Poster: Bioinformatics
P03_01.html
The SWISS-PROT group at the European Bioinformatics Institute provides a suite of key resources for the analysis of completed proteomes. Sequences: Our trio of protein sequence databases - SWISS-PROT, TrEMBL and TrEMBLnew - covers all publicly known protein sequences grouped by their annotation status.
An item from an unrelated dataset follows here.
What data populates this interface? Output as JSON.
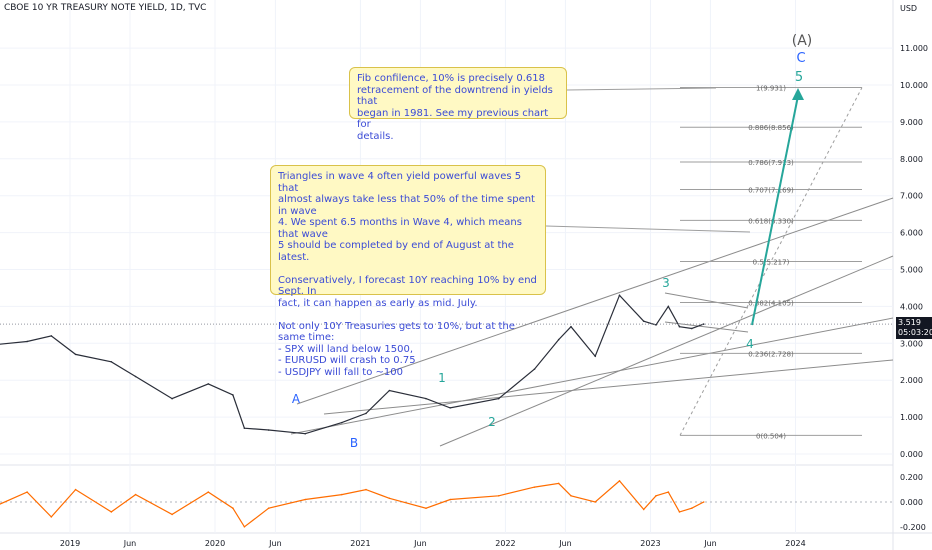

All incoming data goes to TrEMBLnew, is cleaned from redundancy, automatically annotated and stored in TrEMBL, manually annotated, triple-checked and released as finished entry into SWISS-PROT. Families and domains: In collaboration with PROSITE, PRINTS, Pfam and ProDom, we provide InterPro, an annotated resource of protein families, domains and functional sites. The included recognition patterns are increasingly used to analyse newly sequenced genomes. Clusters: Based on pairwise sequence similarity, we launched a database of clusters of SWISS-PROT + TrEMBL proteins, abbreviated CluSTr. As of October 2000, it covers all plant proteins and the three completed eukaryotic proteomes. Recognising that some protein families are strictly conserved while others are not, CluSTr was designed as a multi level database where the user can pick the required stringency. Proteome analysis pages: As the number of completely sequenced genomes is growing with an ever increasing speed, we set up a collection of web pages for each finished organism. They provide easy access to the complete set of protein sequences, statistics on primary, secondary and tertiary structure data, InterPro based family and domain information, a list of interesting clusters, a rough functional classification based on the GeneOntology, and a tool to compare each organism to each other finished proteome. All data is available at the EBI's website www.ebi.ac.uk.